Pets & Animal Rodents

Gerbil Health Care

    Sore Nose

    Dental Issues

    • Gerbil teeth grow continuously, so it's important to give them things to gnaw, such as gerbil toys found at pet stores, or apple or cherry branches that have been in the freezer for 72 hours to kill bugs. Elderly gerbils don't chew as much and can have overgrown or missing teeth--both conditions require trimming by a veterinarian. After receiving instruction, some gerbil owners can perform future trims at home. A vet should be consulted about whether a softer diet now is needed.


    • Gerbils--usually elderly males--may develop a tumor of the scent gland, located beneath the bald patch on the abdomen. If the area has a small, hard lump or becomes red and enlarged, a vet can determine whether surgery is right for your pet. External tumors can create problems because gerbils scratch a lot, but those growths often can be removed.


    • Too many greens and vegetables in your gerbil's diet can cause diarrhea. Removing them from the diet can correct the condition quickly. However, diarrhea also can be a symptom of a highly contagious, deadly disease. If diet isn't a suspect or a gerbil isn't eating and drinking, a trip to the vet is necessary and antibiotics may be needed to treat other gerbils in the home.

    Respiratory Illnesses

    • Young pups, elderly gerbils or gerbils under stress are susceptible to respiratory infections, which can be caused by viruses, bacteris or allergic reactions to bedding.

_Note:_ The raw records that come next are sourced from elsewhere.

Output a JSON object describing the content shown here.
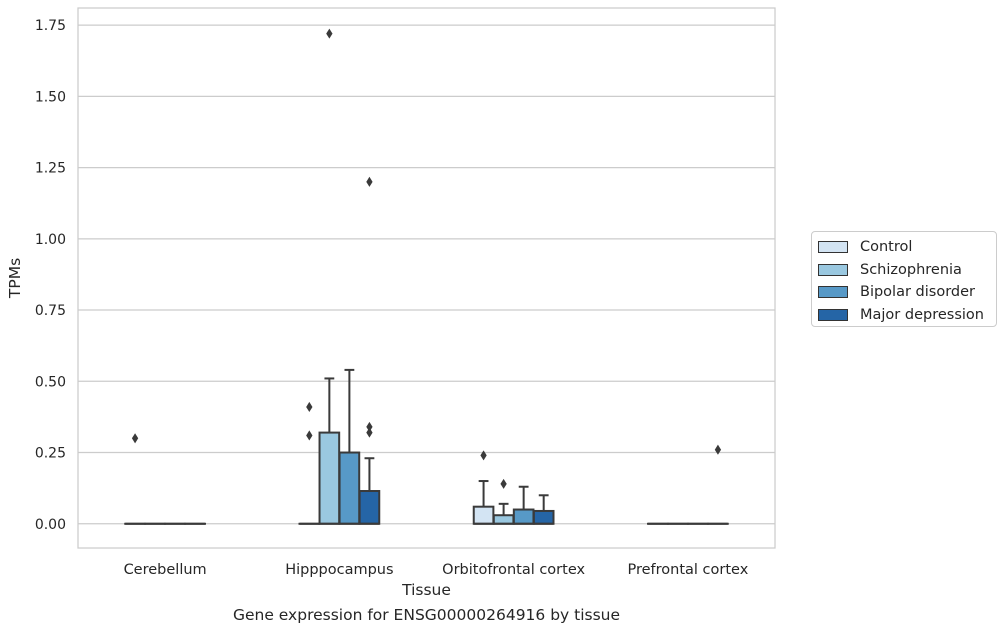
{
  "chart_data": {
    "type": "box",
    "xlabel": "Tissue",
    "ylabel": "TPMs",
    "caption": "Gene expression for ENSG00000264916 by tissue",
    "ylim": [
      -0.085,
      1.81
    ],
    "yticks": [
      0.0,
      0.25,
      0.5,
      0.75,
      1.0,
      1.25,
      1.5,
      1.75
    ],
    "ytick_labels": [
      "0.00",
      "0.25",
      "0.50",
      "0.75",
      "1.00",
      "1.25",
      "1.50",
      "1.75"
    ],
    "categories": [
      "Cerebellum",
      "Hipppocampus",
      "Orbitofrontal cortex",
      "Prefrontal cortex"
    ],
    "grid": true,
    "legend_position": "right",
    "series": [
      {
        "name": "Control",
        "color": "#d3e4f3",
        "boxes": [
          {
            "min": 0,
            "q1": 0,
            "median": 0,
            "q3": 0,
            "max": 0,
            "outliers": [
              0.3
            ]
          },
          {
            "min": 0,
            "q1": 0,
            "median": 0,
            "q3": 0,
            "max": 0,
            "outliers": [
              0.41,
              0.31
            ]
          },
          {
            "min": 0,
            "q1": 0,
            "median": 0,
            "q3": 0.06,
            "max": 0.15,
            "outliers": [
              0.24
            ]
          },
          {
            "min": 0,
            "q1": 0,
            "median": 0,
            "q3": 0,
            "max": 0,
            "outliers": []
          }
        ]
      },
      {
        "name": "Schizophrenia",
        "color": "#9ac8e0",
        "boxes": [
          {
            "min": 0,
            "q1": 0,
            "median": 0,
            "q3": 0,
            "max": 0,
            "outliers": []
          },
          {
            "min": 0,
            "q1": 0,
            "median": 0,
            "q3": 0.32,
            "max": 0.51,
            "outliers": [
              1.72
            ]
          },
          {
            "min": 0,
            "q1": 0,
            "median": 0,
            "q3": 0.03,
            "max": 0.07,
            "outliers": [
              0.14
            ]
          },
          {
            "min": 0,
            "q1": 0,
            "median": 0,
            "q3": 0,
            "max": 0,
            "outliers": []
          }
        ]
      },
      {
        "name": "Bipolar disorder",
        "color": "#5799c7",
        "boxes": [
          {
            "min": 0,
            "q1": 0,
            "median": 0,
            "q3": 0,
            "max": 0,
            "outliers": []
          },
          {
            "min": 0,
            "q1": 0,
            "median": 0,
            "q3": 0.25,
            "max": 0.54,
            "outliers": []
          },
          {
            "min": 0,
            "q1": 0,
            "median": 0,
            "q3": 0.05,
            "max": 0.13,
            "outliers": []
          },
          {
            "min": 0,
            "q1": 0,
            "median": 0,
            "q3": 0,
            "max": 0,
            "outliers": []
          }
        ]
      },
      {
        "name": "Major depression",
        "color": "#2565a6",
        "boxes": [
          {
            "min": 0,
            "q1": 0,
            "median": 0,
            "q3": 0,
            "max": 0,
            "outliers": []
          },
          {
            "min": 0,
            "q1": 0,
            "median": 0,
            "q3": 0.115,
            "max": 0.23,
            "outliers": [
              1.2,
              0.34,
              0.32
            ]
          },
          {
            "min": 0,
            "q1": 0,
            "median": 0,
            "q3": 0.045,
            "max": 0.1,
            "outliers": []
          },
          {
            "min": 0,
            "q1": 0,
            "median": 0,
            "q3": 0,
            "max": 0,
            "outliers": [
              0.26
            ]
          }
        ]
      }
    ]
  }
}
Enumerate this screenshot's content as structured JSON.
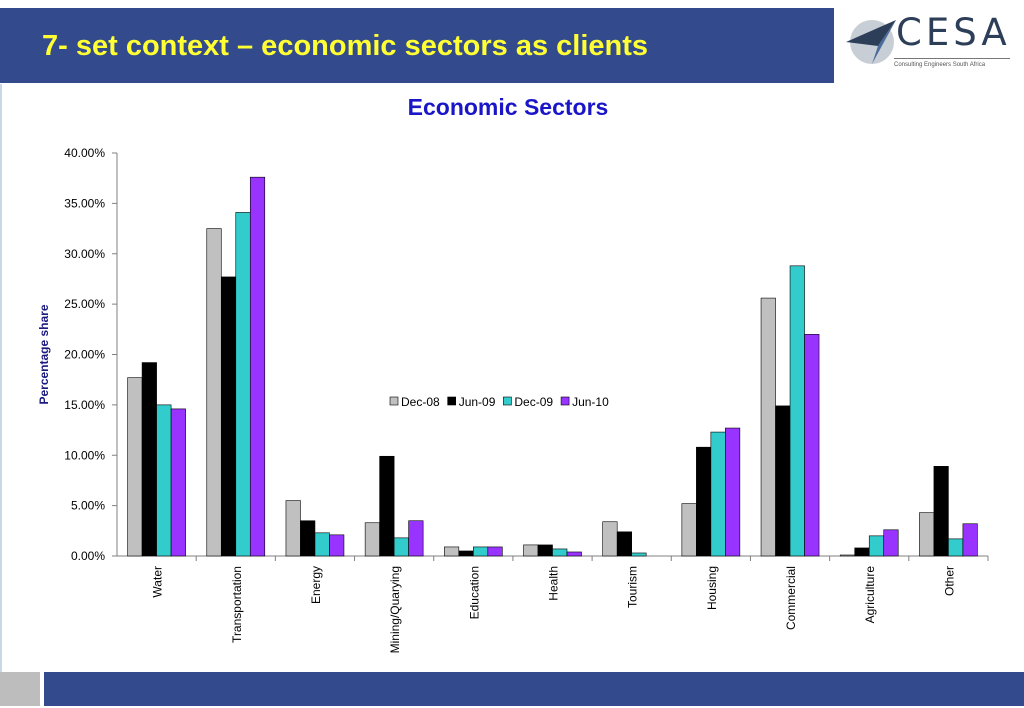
{
  "slide": {
    "title": "7- set context – economic sectors as clients"
  },
  "logo": {
    "name": "CESA",
    "tagline": "Consulting Engineers South Africa"
  },
  "chart_data": {
    "type": "bar",
    "title": "Economic Sectors",
    "xlabel": "",
    "ylabel": "Percentage share",
    "ylim": [
      0,
      0.4
    ],
    "y_ticks": [
      "0.00%",
      "5.00%",
      "10.00%",
      "15.00%",
      "20.00%",
      "25.00%",
      "30.00%",
      "35.00%",
      "40.00%"
    ],
    "grid": false,
    "legend_position": "center",
    "categories": [
      "Water",
      "Transportation",
      "Energy",
      "Mining/Quarying",
      "Education",
      "Health",
      "Tourism",
      "Housing",
      "Commercial",
      "Agriculture",
      "Other"
    ],
    "series": [
      {
        "name": "Dec-08",
        "color": "#c0c0c0",
        "values": [
          0.177,
          0.325,
          0.055,
          0.033,
          0.009,
          0.011,
          0.034,
          0.052,
          0.256,
          0.001,
          0.043
        ]
      },
      {
        "name": "Jun-09",
        "color": "#000000",
        "values": [
          0.192,
          0.277,
          0.035,
          0.099,
          0.005,
          0.011,
          0.024,
          0.108,
          0.149,
          0.008,
          0.089
        ]
      },
      {
        "name": "Dec-09",
        "color": "#33cccc",
        "values": [
          0.15,
          0.341,
          0.023,
          0.018,
          0.009,
          0.007,
          0.003,
          0.123,
          0.288,
          0.02,
          0.017
        ]
      },
      {
        "name": "Jun-10",
        "color": "#9933ff",
        "values": [
          0.146,
          0.376,
          0.021,
          0.035,
          0.009,
          0.004,
          0.0,
          0.127,
          0.22,
          0.026,
          0.032
        ]
      }
    ]
  }
}
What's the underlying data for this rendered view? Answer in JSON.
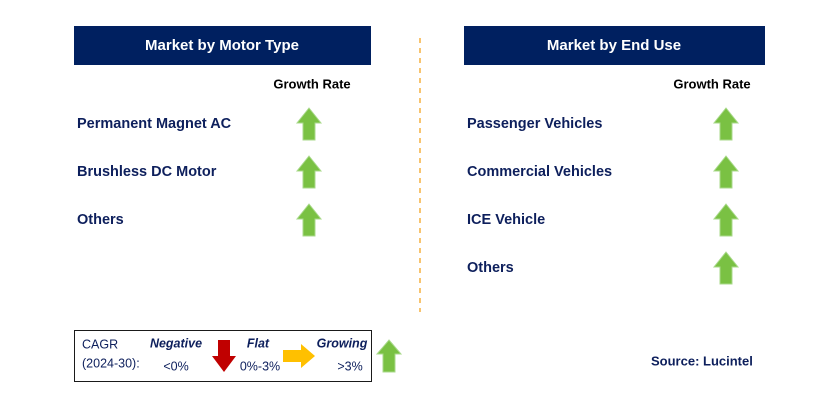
{
  "left_panel": {
    "title": "Market by Motor Type",
    "growth_rate_header": "Growth Rate",
    "items": [
      "Permanent Magnet AC",
      "Brushless DC Motor",
      "Others"
    ]
  },
  "right_panel": {
    "title": "Market by End Use",
    "growth_rate_header": "Growth Rate",
    "items": [
      "Passenger Vehicles",
      "Commercial Vehicles",
      "ICE Vehicle",
      "Others"
    ]
  },
  "legend": {
    "label": "CAGR",
    "period": "(2024-30):",
    "negative": "Negative",
    "negative_range": "<0%",
    "flat": "Flat",
    "flat_range": "0%-3%",
    "growing": "Growing",
    "growing_range": ">3%"
  },
  "source": "Source: Lucintel"
}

The sick gerbil may stay hunched in a corner, make clicking noises and have a rumpled coat. If the situation doesn't resolve in a few days, or if the gerbil seems seriously ill, with diarrhea and a reluctance to eat or drink, a trip to the veterinarian is needed.

    Other Illnesses

    • A gerbil may suffer a nasty wound if picked up by its tail or if the tail is caught in a cage or exercise wheel. In a few weeks, the injured tail may dry up and fall off. A trip to the vet probably isn't needed unless the wound becomes infected. Young gerbils may experience seizures when overexcited but usually recover when left alone. Older or weak gerbils that suffer strokes--usually characterized by paralysis on one side--may make a full recovery, if kept comfortable, with access to good food and fresh water. Gerbils also can become infested with mites, which can be treated with a mite-and-flea spray sold in pet stores.